The final prototype had 32 fuel-cell modules lining the entire bottom of the van, with two large tanks of oxygen and hydrogen in back. It was able to travel an impressive 70 miles an hour, with a range of 150 miles. But with a weight of over 7,000 lbs., acceleration was poor. The high costs of platinum needed to create the system, as well as safety concerns about hydrogen catching fire, shelved the project soon after, and the Electrovan went into storage in a warehouse for more than 30 years.

Starting in 2000, however, GM revived its fuel-cell program, and rediscovered the Electrovan, which it now proudly displays in a museum in Sterling Heights, Mich. Since then, the company has produced 11 fuel-cell prototypes, including the Chevy Colorado ZH2 pickup truck,which the US Army will subject to extensive testing this year. The Electrovan has served as an early model for fuel-cell vehicles now under limited production by Hyundai and Toyota.

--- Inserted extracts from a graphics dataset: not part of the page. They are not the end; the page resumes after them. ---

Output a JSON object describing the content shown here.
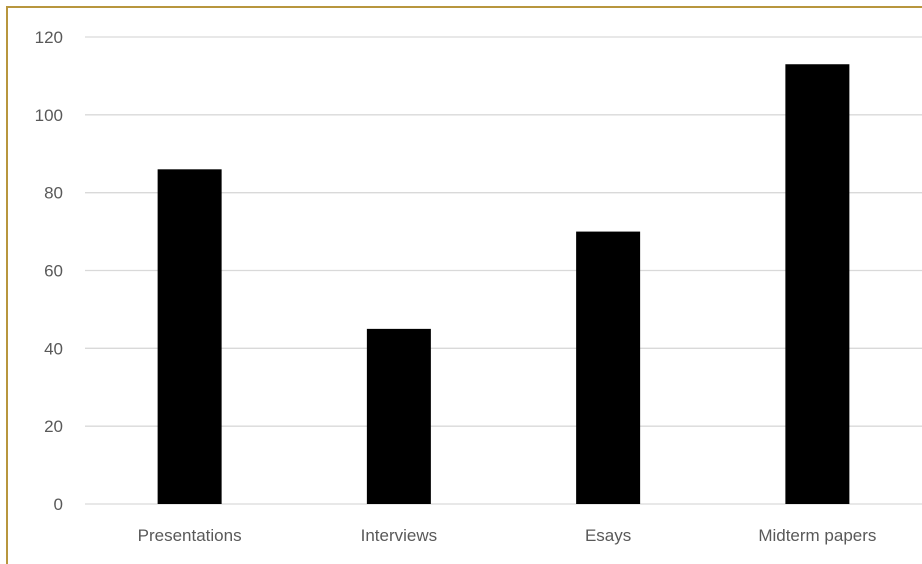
{
  "chart_data": {
    "type": "bar",
    "title": "",
    "xlabel": "",
    "ylabel": "",
    "categories": [
      "Presentations",
      "Interviews",
      "Esays",
      "Midterm papers"
    ],
    "values": [
      86,
      45,
      70,
      113
    ],
    "ylim": [
      0,
      120
    ],
    "yticks": [
      "0",
      "20",
      "40",
      "60",
      "80",
      "100",
      "120"
    ],
    "grid": true,
    "legend": "none",
    "colors": {
      "bar": "#000000",
      "grid": "#d9d9d9",
      "tick_text": "#595959",
      "frame": "#b8963e"
    }
  }
}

Last year, GM announced a project with Honda to create a new fuel-cell manufacturing plant in Brownstown, Mich., that could produce vehicles for commercial ownership as soon as 2020. Wyczalek hopes to participate in the dedication ceremony for the plant, a fitting testament to the innovative project he helped launch and bring to fruition five decades ago. “I continue to reflect and marvel with wonder and humility at opportunities that continue to materialize unexpectedly,” he says. “What really matters is intense homework, subconscious intuition, literature research, and pure luck.”